Can covert recordings be used as evidence in tribunal proceedings?


Although it may seem unfair, the answer is yes - in certain circumstances. The EAT recently confirmed in Vaughan v London Borough of Lewisham that just because evidence has been obtained covertly, this does not mean that it cannot be relied on in tribunal proceedings. Whether secret recordings will be admitted depends on whether the claimant can show that they are sufficiently relevant to their claim.

The facts

In support of her disability discrimination, whistleblowing and unfair dismissal claims against Lewisham Council, Ms Vaughan sought to rely in evidence on over 39 hours' worth of covert recordings made on her dictaphone. The recordings were of discussions and meetings between her and her colleagues and managers. Ms Vaughan claimed that these recordings confirmed her version of the interactions between those involved and also showed that the notes made by her employer were inaccurate (including those of a disciplinary hearing).

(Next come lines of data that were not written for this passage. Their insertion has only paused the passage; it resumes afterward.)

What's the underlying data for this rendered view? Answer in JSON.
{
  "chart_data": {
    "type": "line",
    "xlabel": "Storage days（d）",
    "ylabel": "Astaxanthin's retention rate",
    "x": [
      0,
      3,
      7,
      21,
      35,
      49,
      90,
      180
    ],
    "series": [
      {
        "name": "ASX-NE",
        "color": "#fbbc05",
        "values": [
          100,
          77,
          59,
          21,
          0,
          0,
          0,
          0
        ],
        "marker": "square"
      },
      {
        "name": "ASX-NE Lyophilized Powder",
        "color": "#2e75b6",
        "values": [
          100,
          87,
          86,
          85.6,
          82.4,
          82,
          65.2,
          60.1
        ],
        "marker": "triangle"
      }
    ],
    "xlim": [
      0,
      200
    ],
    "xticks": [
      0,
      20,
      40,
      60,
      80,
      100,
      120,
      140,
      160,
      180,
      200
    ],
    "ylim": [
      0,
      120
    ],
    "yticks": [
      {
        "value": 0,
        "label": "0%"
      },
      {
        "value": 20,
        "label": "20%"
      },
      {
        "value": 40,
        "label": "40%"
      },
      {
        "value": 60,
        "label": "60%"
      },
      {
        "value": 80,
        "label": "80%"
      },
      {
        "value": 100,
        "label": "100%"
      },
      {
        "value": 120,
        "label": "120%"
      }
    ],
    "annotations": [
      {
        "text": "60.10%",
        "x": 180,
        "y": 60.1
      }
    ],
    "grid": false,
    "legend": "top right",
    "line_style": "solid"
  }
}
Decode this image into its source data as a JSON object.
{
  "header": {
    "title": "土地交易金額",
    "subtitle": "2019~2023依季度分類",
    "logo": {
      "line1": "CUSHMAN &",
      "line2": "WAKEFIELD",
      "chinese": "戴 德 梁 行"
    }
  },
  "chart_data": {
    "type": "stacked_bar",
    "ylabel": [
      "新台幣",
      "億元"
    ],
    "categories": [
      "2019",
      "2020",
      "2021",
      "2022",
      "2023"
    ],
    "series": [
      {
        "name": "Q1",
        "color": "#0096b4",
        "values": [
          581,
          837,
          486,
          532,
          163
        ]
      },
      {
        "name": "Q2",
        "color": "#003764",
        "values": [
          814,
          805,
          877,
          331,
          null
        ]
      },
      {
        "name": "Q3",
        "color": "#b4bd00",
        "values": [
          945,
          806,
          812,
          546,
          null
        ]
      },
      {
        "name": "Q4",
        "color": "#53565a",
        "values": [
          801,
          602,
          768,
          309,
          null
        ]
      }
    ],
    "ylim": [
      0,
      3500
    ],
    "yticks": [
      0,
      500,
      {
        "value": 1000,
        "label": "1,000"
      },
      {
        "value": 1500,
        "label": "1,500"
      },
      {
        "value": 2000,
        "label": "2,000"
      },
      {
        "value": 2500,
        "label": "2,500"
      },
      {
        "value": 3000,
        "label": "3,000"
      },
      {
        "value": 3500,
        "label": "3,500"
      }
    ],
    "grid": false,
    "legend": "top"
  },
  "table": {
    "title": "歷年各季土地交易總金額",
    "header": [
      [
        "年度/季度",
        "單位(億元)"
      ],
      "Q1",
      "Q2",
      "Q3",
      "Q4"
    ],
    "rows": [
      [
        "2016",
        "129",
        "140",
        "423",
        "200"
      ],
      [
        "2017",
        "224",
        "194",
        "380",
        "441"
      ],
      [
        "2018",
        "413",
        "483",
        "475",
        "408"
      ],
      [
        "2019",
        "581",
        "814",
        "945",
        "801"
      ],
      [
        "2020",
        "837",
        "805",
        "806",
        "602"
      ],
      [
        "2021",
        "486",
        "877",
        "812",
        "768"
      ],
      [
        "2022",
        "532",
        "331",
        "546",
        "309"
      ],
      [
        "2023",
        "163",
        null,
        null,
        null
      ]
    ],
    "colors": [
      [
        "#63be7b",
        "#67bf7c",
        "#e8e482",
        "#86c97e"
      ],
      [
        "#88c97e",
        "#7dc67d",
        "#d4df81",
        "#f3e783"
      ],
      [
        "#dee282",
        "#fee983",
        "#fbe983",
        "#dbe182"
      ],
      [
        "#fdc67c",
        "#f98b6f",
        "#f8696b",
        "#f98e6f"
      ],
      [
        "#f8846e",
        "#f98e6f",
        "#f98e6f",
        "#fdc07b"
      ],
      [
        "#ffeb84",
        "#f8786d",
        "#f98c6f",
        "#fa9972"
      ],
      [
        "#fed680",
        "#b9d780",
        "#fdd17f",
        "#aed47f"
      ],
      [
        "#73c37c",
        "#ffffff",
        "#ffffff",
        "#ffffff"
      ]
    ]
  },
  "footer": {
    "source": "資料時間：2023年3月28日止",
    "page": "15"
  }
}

When making an application to have the recordings accepted as evidence, Ms Vaughan did not make the recordings or any transcripts available. She also failed to give detailed reasons as to why the recordings should be admitted, indicating only that they 'prove her case' and 'show that the Council and its staff have lied'.

The decision

The employment judge refused Ms Vaughan's application. The EAT then dismissed her appeal on the basis that she had failed to provide sufficient information as to why the recordings were relevant and, therefore, why they should be used as evidence.

The EAT made it clear, however, that this did not mean that covert recordings could not be admissible. It noted that, although covert recordings are "very distasteful", this does not necessarily make them inadmissible.

If Ms Vaughan was to make a fresh application to the employment tribunal producing the transcripts and tapes of the material, together with a clear explanation of why they are relevant she might get a different result. The EAT commented that, "It is in our view highly unlikely that on such an application the Employment Judge would rule all 39 hours' worth of material relevant or admissible, but it might be another matter if the Claimant made a focused and selective application asking for permission only in relation to a much more limited quantity of material."


Vaughan v London Borough of Lewisham confirms that just because evidence has been obtained without the employer's knowledge, does not mean that it cannot be relied on in tribunal proceedings. Whether covert recordings will be admitted depends on whether the claimant can show that they are relevant. For this a claimant will need to provide sufficiently specific details to allow an employment judge to rule on proportionality and decide whether it is necessary in the interests of justice to allow the recordings to be admitted in evidence.

The EAT's decision is not surprising in that it follows the 2006 case of Chairman and Governors of Arnwell View School v Dogherty. In that case the EAT allowed a teaching assistant who covertly recorded her own disciplinary hearing to use it as evidence in her unfair dismissal claim. The EAT rejected the argument that just because recordings were made clandestinely they should be excluded on the grounds of illegality. It also refused to accept other arguments based on the school governors' right to privacy.

The Dogherty case did, however, impose some limitations on the right to use a covert recording. The EAT found that a covert recording of the private deliberations of the disciplinary panel was not admissible on grounds of public policy. The EAT made it clear that only the parts of the proceedings where the employee was present can be admitted, other than in limited circumstances (e.g. in a discrimination case if the decision was taken by a panel which gave no reasons for its decision).

In practice

  • Employers should remember that it is relatively easy for employees to make secret recordings, e.g. using a dictaphone or mobile phone.
  • HR and Line Managers should be aware that covert recordings could be used as evidence in tribunal proceedings. Meetings and discussions should, therefore, always be conducted in accordance with good practice and the relevant procedure.
  • Consider expressly prohibiting the right to record meetings in the disciplinary policy. This might influence a tribunal deciding on the admissibility of covert evidence.
  • When deliberating in private, disciplinary panels should keep a confidential note of their discussions, particularly if there is the potential for a discrimination claim.
  • It is always good practice to take notes of a meeting and to send a copy to the employee.